Possibly means the radiator is slow to heat up if it has a baffle on the return side.
 
A few questions there,

what's the strategy for the accumulator temperature modulation ? needs to be hot enough to provide the hot water, but heating it unnecessarily if the central heating isn't needed would waste energy(accumulator losses.)

I'm not sure I know what you mean. At the moment I'll be leaving as it is as it really only comes in to play when the log boiler is running, as you can't turn it off immediately like you can with a normal boiler so the heat generated has to go somewhere (when all zones are closed). I agree there are definitely losses with the accumulator like with any storage, especially as it's in a garage with a temperature of 5C at the moment. There are some exposed metal blanking plugs that really should be insulated.
I was thinking about some sort of bypass for when the oil boiler is running so it's heated water doesn't go through the accumulator but there are a few issues with that so will likely not bother.

will the pump provide you with data to justify/optimize proportional/constant setting - & avoid stressing it.

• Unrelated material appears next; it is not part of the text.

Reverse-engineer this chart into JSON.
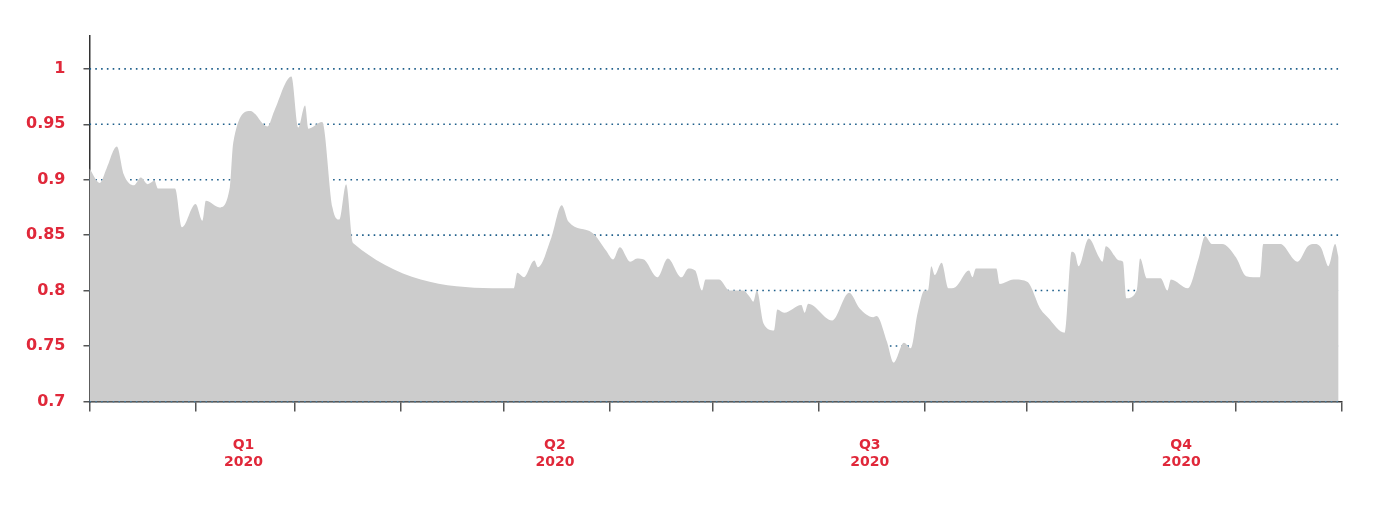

Not sure about the pump yet as I've not had the opportunity to fit them. I have been thinking about what metric to use to decide on the best setting but there are so many variables. I will try the various type and compare performance and behaviour, see if anything is actually different. I need to know the impact of the pump settings with dynamic radiator valves since I've decided to use them in the future.

is the bypass actually automatic or it is just opened when upstairs/downstairs heating valves are both closed , for maintenance.

The bypass valve is a purely manual gate valve and is currently open 20% all the time. Pretty inefficient. However, the heated water is recirculated and depending on it's temperature it's either blended with the incoming hotter water (using the Thermomatic K constant heat regulator) to reduce the amount from the boiler or it's directed to the accumulator tank and back to the boiler.
I was looking at fitting an automatic bypass valve as I've mentioned before but that will depend on the UPS3 pump setting I use. I could close it completely but that creates quite the risk should any motorised valve fail to open when the pump(s) are running.